Préparation au mariage

Même si le mariage n’est plus systématiquement arrangé on négocie toujours la quantité de bovins et d’argent que les parents du jeune homme vont donner pour la dot. Pour la plupart pasteurs nomades, les Maasaï possèdent chèvres, moutons et bovidés. Ils ont élaboré une véritable civilisation du bétail. Naissance, initiation, mariage, succession, tout s’exprime par le nombre de têtes de bovins qui changent alors de maîtres.

La société maasaï est structurée en classes d’âge spécialisées.
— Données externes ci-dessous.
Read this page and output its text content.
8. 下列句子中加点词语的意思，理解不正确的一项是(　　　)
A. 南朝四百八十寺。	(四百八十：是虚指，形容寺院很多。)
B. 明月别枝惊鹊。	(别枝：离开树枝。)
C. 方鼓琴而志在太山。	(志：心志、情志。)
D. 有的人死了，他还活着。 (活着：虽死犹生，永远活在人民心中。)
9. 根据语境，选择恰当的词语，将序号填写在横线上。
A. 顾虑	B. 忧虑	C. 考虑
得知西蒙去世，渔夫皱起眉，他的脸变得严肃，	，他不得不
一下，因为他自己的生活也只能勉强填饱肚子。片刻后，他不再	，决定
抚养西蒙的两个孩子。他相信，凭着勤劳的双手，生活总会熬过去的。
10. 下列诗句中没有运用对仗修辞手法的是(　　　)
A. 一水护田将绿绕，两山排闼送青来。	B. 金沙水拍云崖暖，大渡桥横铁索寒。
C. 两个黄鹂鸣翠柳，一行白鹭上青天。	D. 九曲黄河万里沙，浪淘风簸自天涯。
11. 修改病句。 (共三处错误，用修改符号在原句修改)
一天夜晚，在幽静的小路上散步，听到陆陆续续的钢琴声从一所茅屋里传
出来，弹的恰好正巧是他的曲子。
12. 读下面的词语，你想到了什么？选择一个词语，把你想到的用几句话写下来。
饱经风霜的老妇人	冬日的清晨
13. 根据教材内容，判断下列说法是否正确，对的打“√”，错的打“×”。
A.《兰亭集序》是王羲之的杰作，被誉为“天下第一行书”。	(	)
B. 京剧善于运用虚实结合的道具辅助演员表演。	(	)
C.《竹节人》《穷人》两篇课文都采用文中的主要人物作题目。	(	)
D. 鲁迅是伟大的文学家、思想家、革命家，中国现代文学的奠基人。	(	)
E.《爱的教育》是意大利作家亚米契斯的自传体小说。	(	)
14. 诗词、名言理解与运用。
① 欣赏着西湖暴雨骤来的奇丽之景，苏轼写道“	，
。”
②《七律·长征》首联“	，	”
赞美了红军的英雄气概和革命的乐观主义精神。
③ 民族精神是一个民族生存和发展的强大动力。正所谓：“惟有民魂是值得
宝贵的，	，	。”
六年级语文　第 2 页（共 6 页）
Les hommes sont bergers jusqu’à 14 ans, guerriers jusqu’à 30 ans, chefs de famille jusqu’à 45 ans et prêtres au-delà. Les rites initiatiques, ont toujours une fonction éminente. Les cérémonies d’initiation, comme les mariages, sont l’occasion de grands rassemblements. Un certain nombre de leurs traditions demeurent, dont certaines comportent des mutilations génitales.

À 14 ans, les garçons sont circoncis. Ils quittent alors leur tribu équipés d’une sagaie et d’un bouclier, pour plusieurs années, pendant lesquelles ils essaient de chasser les troupeaux des tribus voisines. Quand ils rentrent au village, une autre cérémonie les rend aptes à se marier.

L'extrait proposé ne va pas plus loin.